Health and productivity

July 14, 1993

Since 1950, advances in health care have produced more improvement in human health around the world than in all the previous years. Thanks to immunizations, basic health care, the eradication or control of major diseases and other advancements, millions of people are living longer lives and, in many cases, more productive ones. In the developing world, life expectancy has risen from 40 years to 63 years.

Not surprisingly, world population has risen dramatically, too, causing fears that the Earth will soon reach its carrying capacity. Is there a connection? Yes, but the link is a positive one. Improvements in human health and productivity in poor countries help to counteract the worrisome trends evident in rapid population growth.

Longer life expectancy produces lower fertility rates. Increases in longevity generally indicate a rising level of prosperity which, in turn, prompts smaller families. Some developing countries have found that children in smaller families can expect to stay in school longer and look forward to a better future than those who grow up in larger families.

Improving health care, therefore, fosters economic development and helps to mitigate the economic and political strains of rapid population growth, a source of dangerous tensions.

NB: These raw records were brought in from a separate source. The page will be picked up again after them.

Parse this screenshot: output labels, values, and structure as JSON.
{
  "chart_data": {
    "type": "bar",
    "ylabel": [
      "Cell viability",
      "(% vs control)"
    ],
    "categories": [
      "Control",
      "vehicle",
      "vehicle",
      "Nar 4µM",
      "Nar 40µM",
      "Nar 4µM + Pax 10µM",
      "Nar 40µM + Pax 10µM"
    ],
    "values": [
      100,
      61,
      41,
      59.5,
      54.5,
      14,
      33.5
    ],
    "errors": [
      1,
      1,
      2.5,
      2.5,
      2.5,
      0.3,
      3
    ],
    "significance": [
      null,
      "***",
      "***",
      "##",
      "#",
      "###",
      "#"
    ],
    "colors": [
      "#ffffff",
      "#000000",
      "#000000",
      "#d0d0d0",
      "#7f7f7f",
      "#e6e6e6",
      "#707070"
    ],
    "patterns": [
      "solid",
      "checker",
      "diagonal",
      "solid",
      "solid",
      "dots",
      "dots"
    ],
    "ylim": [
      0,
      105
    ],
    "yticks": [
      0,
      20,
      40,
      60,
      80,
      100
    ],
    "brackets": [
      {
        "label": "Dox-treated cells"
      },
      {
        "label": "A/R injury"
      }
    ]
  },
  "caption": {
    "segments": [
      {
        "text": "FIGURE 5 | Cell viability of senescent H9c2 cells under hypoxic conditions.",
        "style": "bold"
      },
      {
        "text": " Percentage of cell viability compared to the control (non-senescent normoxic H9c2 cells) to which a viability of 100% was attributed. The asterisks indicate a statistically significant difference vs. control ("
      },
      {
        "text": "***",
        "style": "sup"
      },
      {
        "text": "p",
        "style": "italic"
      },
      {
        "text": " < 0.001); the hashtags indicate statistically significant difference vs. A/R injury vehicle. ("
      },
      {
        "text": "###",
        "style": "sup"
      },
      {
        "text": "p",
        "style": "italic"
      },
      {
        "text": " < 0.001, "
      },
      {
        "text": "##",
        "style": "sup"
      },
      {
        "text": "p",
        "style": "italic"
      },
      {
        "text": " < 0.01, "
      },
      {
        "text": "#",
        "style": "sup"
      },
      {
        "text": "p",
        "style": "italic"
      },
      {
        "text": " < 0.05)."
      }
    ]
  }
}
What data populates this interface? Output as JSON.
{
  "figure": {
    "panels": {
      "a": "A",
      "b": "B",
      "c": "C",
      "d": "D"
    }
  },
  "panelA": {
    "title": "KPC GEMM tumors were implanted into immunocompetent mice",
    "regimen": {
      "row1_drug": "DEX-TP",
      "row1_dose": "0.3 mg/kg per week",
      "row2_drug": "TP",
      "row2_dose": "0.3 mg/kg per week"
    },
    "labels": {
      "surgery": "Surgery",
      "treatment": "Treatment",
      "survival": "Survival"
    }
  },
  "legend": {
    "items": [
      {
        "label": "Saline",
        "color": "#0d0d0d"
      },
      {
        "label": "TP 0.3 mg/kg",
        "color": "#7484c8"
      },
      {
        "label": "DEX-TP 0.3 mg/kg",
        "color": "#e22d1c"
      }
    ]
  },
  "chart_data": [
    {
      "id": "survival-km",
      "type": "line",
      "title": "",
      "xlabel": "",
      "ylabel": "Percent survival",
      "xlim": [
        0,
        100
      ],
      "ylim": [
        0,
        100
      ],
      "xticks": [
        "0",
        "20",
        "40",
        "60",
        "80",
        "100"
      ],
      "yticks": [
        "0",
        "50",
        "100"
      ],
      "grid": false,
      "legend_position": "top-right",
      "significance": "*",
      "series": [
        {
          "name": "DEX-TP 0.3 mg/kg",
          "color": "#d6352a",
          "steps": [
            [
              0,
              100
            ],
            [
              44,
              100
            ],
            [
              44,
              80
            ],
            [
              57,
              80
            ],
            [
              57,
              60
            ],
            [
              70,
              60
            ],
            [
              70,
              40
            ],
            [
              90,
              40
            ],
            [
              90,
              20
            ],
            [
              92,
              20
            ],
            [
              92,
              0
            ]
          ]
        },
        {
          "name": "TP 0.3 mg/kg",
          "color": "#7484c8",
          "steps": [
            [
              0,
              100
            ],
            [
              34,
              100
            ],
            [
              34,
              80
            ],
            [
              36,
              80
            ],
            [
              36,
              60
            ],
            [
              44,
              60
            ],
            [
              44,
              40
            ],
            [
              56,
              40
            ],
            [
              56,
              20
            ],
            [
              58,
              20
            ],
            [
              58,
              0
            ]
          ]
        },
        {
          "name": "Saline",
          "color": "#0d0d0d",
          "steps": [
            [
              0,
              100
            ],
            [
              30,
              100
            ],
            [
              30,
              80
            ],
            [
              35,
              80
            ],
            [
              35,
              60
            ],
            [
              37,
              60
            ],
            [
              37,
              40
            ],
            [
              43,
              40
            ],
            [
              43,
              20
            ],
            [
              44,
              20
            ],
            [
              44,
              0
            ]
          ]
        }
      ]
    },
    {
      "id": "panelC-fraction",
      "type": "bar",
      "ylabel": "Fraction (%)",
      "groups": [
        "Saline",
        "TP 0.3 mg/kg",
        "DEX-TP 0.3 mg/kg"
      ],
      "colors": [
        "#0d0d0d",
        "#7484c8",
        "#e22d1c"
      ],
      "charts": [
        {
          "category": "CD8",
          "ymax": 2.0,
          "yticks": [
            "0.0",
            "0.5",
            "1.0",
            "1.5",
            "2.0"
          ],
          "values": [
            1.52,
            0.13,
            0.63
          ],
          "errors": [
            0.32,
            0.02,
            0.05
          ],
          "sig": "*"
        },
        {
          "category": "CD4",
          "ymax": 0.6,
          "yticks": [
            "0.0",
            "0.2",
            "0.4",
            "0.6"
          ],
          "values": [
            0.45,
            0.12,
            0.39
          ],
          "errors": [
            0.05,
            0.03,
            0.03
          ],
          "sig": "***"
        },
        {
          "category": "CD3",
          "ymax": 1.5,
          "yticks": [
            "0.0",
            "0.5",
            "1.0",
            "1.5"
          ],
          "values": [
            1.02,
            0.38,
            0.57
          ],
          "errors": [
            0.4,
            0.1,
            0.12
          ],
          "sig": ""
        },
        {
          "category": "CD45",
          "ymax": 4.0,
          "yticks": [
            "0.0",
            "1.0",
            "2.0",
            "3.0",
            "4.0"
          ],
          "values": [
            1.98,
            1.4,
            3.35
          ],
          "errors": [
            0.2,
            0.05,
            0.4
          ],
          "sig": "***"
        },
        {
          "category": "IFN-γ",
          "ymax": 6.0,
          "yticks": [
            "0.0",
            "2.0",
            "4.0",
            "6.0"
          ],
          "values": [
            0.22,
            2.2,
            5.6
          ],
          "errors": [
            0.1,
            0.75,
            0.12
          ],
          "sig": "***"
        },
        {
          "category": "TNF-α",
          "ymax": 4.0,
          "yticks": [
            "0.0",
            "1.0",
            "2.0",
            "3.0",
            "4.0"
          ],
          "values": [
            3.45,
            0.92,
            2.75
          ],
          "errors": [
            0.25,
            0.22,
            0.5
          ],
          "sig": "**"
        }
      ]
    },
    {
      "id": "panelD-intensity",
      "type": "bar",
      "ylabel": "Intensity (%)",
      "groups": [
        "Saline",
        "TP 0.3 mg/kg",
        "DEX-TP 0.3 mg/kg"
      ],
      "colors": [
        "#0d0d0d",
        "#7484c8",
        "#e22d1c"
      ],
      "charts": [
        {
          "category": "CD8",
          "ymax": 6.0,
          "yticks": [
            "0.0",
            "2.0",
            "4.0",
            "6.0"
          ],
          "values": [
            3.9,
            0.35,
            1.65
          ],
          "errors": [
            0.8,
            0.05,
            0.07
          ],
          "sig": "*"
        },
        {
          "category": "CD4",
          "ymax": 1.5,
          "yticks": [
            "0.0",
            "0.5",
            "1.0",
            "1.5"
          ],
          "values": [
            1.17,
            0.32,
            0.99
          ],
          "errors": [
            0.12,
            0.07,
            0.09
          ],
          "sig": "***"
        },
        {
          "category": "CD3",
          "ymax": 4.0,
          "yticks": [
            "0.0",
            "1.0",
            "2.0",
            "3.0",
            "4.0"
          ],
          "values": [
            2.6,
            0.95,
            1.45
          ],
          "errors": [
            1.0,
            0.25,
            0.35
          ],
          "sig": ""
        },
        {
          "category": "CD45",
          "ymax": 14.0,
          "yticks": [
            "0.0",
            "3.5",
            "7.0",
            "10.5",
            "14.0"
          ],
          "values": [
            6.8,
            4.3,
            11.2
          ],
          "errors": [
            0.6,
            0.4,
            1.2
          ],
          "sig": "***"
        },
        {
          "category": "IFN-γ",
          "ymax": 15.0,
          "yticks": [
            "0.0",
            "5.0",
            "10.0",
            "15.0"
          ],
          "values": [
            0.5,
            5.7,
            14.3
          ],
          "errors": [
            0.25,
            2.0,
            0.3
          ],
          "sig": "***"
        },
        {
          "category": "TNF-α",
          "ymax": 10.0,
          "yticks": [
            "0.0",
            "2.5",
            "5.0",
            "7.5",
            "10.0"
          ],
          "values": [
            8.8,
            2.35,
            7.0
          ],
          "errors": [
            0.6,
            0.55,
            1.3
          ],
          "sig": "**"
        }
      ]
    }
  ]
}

But for all the advancements since the middle of the century, there are still vast challenges ahead. The United States is not alone in facing a health care crisis. Many of the same problems plaguing this country, such as rising costs of health care and uneven access to medical services, can be seen elsewhere.

A recent report from the World Bank detailing progress in health care notes the benefits of even rudimentary care. A basic health package focusing on prenatal and delivery care, family planning, basic care for sick children and simple treatments for tuberculosis and sexually transmitted diseases would cost as little as $12 per person annually while reducing the burden of disease by 25 percent -- an improvement that would have a direct bearing on economic productivity.

Economic growth in developing countries leads to significant improvements in health. But the connection goes two ways: A healthy population plays an important part in creating prosperity. If the next few decades hold as much progress in human health as the past 40 years, governments must be willing to undertake reforms so that all people have access to basic health services and preventive care.